Buying property outside the US does have its upsides. In many areas, US dollars buy more than at home, and putting funds in these properties can help investors avoid the ups and downs of the US housing market. But at the same time, investing in real estate outside the country’s borders can be an uncertain and potentially expensive proposition.
The US mortgage lending industry has had its well-publicized problems, but in other countries options for mortgages are much more limited. In the US, borrowers are used to shopping around among lenders for the best rates, but in many countries such as Mexico and Spain, few banks handle mortgages and ewer still are willing to handle them for foreigners. The preferred currency for real estate investment is cash. Cash creates its own problems, too, thanks to changing currency rates and banking practices governed by laws that don’t obtain in the US.
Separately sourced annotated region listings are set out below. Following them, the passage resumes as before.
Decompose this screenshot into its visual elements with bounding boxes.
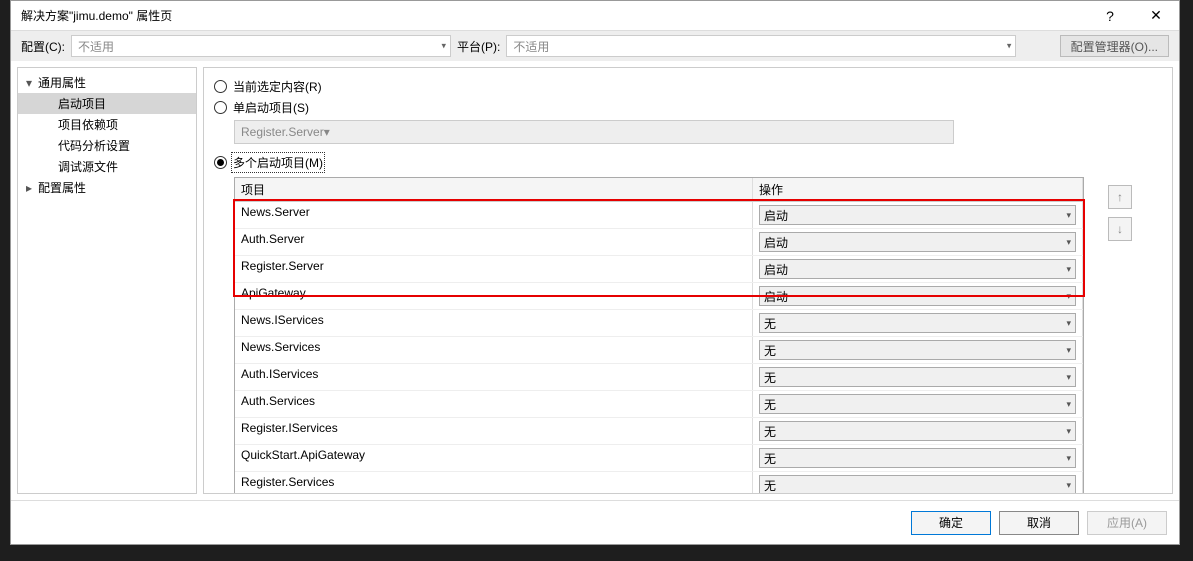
cell-action: 无▾ xyxy=(753,445,1083,471)
cell-project: QuickStart.ApiGateway xyxy=(235,445,753,471)
radio-current-selection[interactable]: 当前选定内容(R) xyxy=(214,78,1162,95)
cell-project: Register.Services xyxy=(235,472,753,494)
cell-project: Register.IServices xyxy=(235,418,753,444)
table-row[interactable]: Auth.Server 启动▾ xyxy=(235,229,1083,256)
action-dropdown[interactable]: 无▾ xyxy=(759,367,1076,387)
cell-action: 无▾ xyxy=(753,337,1083,363)
category-tree[interactable]: 通用属性启动项目项目依赖项代码分析设置调试源文件配置属性 xyxy=(17,67,197,494)
move-up-button[interactable]: ↑ xyxy=(1108,185,1132,209)
cell-action: 启动▾ xyxy=(753,256,1083,282)
apply-button[interactable]: 应用(A) xyxy=(1087,511,1167,535)
col-project: 项目 xyxy=(235,178,753,201)
action-dropdown[interactable]: 启动▾ xyxy=(759,286,1076,306)
cell-action: 无▾ xyxy=(753,391,1083,417)
action-dropdown[interactable]: 无▾ xyxy=(759,340,1076,360)
cell-action: 启动▾ xyxy=(753,283,1083,309)
window-title: 解决方案"jimu.demo" 属性页 xyxy=(21,7,1087,24)
chevron-down-icon: ▾ xyxy=(1066,237,1071,248)
cell-action: 启动▾ xyxy=(753,202,1083,228)
tree-item[interactable]: 代码分析设置 xyxy=(18,135,196,156)
tree-item[interactable]: 调试源文件 xyxy=(18,156,196,177)
chevron-down-icon: ▾ xyxy=(1066,264,1071,275)
close-button[interactable]: ✕ xyxy=(1133,1,1179,31)
config-manager-button[interactable]: 配置管理器(O)... xyxy=(1060,35,1169,57)
table-row[interactable]: Auth.IServices 无▾ xyxy=(235,364,1083,391)
cell-project: News.IServices xyxy=(235,310,753,336)
help-button[interactable]: ? xyxy=(1087,1,1133,31)
action-dropdown[interactable]: 无▾ xyxy=(759,421,1076,441)
cell-action: 无▾ xyxy=(753,472,1083,494)
table-row[interactable]: Register.Server 启动▾ xyxy=(235,256,1083,283)
radio-multiple-startup[interactable]: 多个启动项目(M) xyxy=(214,154,1162,171)
table-row[interactable]: News.Server 启动▾ xyxy=(235,202,1083,229)
platform-dropdown[interactable]: 不适用 ▾ xyxy=(506,35,1016,57)
cell-action: 启动▾ xyxy=(753,229,1083,255)
chevron-down-icon: ▾ xyxy=(1066,453,1071,464)
chevron-down-icon: ▾ xyxy=(324,125,330,139)
chevron-down-icon: ▾ xyxy=(1066,372,1071,383)
cell-project: ApiGateway xyxy=(235,283,753,309)
property-pages-dialog: 解决方案"jimu.demo" 属性页 ? ✕ 配置(C): 不适用 ▾ 平台(… xyxy=(10,0,1180,545)
cell-project: News.Server xyxy=(235,202,753,228)
action-dropdown[interactable]: 无▾ xyxy=(759,475,1076,494)
tree-item[interactable]: 项目依赖项 xyxy=(18,114,196,135)
table-row[interactable]: Register.Services 无▾ xyxy=(235,472,1083,494)
cancel-button[interactable]: 取消 xyxy=(999,511,1079,535)
chevron-down-icon: ▾ xyxy=(1007,41,1012,52)
tree-item[interactable]: 通用属性 xyxy=(18,72,196,93)
chevron-down-icon: ▾ xyxy=(441,41,446,52)
chevron-down-icon: ▾ xyxy=(1066,318,1071,329)
single-startup-dropdown: Register.Server ▾ xyxy=(234,120,954,144)
tree-item[interactable]: 启动项目 xyxy=(18,93,196,114)
action-dropdown[interactable]: 启动▾ xyxy=(759,232,1076,252)
action-dropdown[interactable]: 无▾ xyxy=(759,313,1076,333)
radio-single-startup[interactable]: 单启动项目(S) xyxy=(214,99,1162,116)
table-row[interactable]: Register.IServices 无▾ xyxy=(235,418,1083,445)
cell-project: News.Services xyxy=(235,337,753,363)
action-dropdown[interactable]: 启动▾ xyxy=(759,259,1076,279)
table-header: 项目 操作 xyxy=(235,178,1083,202)
cell-action: 无▾ xyxy=(753,310,1083,336)
config-dropdown[interactable]: 不适用 ▾ xyxy=(71,35,451,57)
chevron-down-icon: ▾ xyxy=(1066,480,1071,491)
cell-action: 无▾ xyxy=(753,364,1083,390)
action-dropdown[interactable]: 无▾ xyxy=(759,448,1076,468)
cell-project: Auth.Services xyxy=(235,391,753,417)
cell-project: Auth.IServices xyxy=(235,364,753,390)
col-action: 操作 xyxy=(753,178,1083,201)
startup-projects-table: 项目 操作 News.Server启动▾Auth.Server启动▾Regist… xyxy=(234,177,1084,494)
chevron-down-icon: ▾ xyxy=(1066,210,1071,221)
chevron-down-icon: ▾ xyxy=(1066,345,1071,356)
tree-item[interactable]: 配置属性 xyxy=(18,177,196,198)
platform-label: 平台(P): xyxy=(457,38,500,55)
table-row[interactable]: QuickStart.ApiGateway 无▾ xyxy=(235,445,1083,472)
action-dropdown[interactable]: 启动▾ xyxy=(759,205,1076,225)
table-row[interactable]: News.Services 无▾ xyxy=(235,337,1083,364)
radio-icon xyxy=(214,80,227,93)
table-row[interactable]: ApiGateway 启动▾ xyxy=(235,283,1083,310)
radio-icon xyxy=(214,101,227,114)
table-row[interactable]: Auth.Services 无▾ xyxy=(235,391,1083,418)
action-dropdown[interactable]: 无▾ xyxy=(759,394,1076,414)
chevron-down-icon: ▾ xyxy=(1066,399,1071,410)
cell-project: Auth.Server xyxy=(235,229,753,255)
chevron-down-icon: ▾ xyxy=(1066,291,1071,302)
chevron-down-icon: ▾ xyxy=(1066,426,1071,437)
config-label: 配置(C): xyxy=(21,38,65,55)
ok-button[interactable]: 确定 xyxy=(911,511,991,535)
cell-project: Register.Server xyxy=(235,256,753,282)
dialog-footer: 确定 取消 应用(A) xyxy=(11,500,1179,544)
table-row[interactable]: News.IServices 无▾ xyxy=(235,310,1083,337)
titlebar: 解决方案"jimu.demo" 属性页 ? ✕ xyxy=(11,1,1179,31)
main-panel: 当前选定内容(R) 单启动项目(S) Register.Server ▾ 多个启… xyxy=(203,67,1173,494)
radio-icon xyxy=(214,156,227,169)
move-down-button[interactable]: ↓ xyxy=(1108,217,1132,241)
cell-action: 无▾ xyxy=(753,418,1083,444)
config-toolbar: 配置(C): 不适用 ▾ 平台(P): 不适用 ▾ 配置管理器(O)... xyxy=(11,31,1179,61)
Practices governing real estate transactions may also pose problems for US investors. A lack or records on property ownership, deeds and real estate transactions themselves can muddle property transactions. In some countries, boundaries have shifted over time and political unrest has created disputes over who can lay claim to a particular piece of land or dwelling. Purchases may be disputed years later as conditions change.
Although many countries that are popular with American investors have highly stable governments, many don’t – and even in stable democracies, corruption in various civil and corporate institutions can derail a transaction or make it costly to comply with local laws and codes. Not all countries have real estate professionals to guide a foreigner through the process – and in those that do, these agents may charge high commissions for their services.
And when the dust settles from these complications, many foreign property deals just aren’t a particularly good bargain. Although owning a three-story home in the shadow of the Andes or a villa on the beach in Mexico sounds appealing, an equivalent investment in US property as Jason Hartman advises, offers more security, stability and protection against the vagaries of national and international turmoil.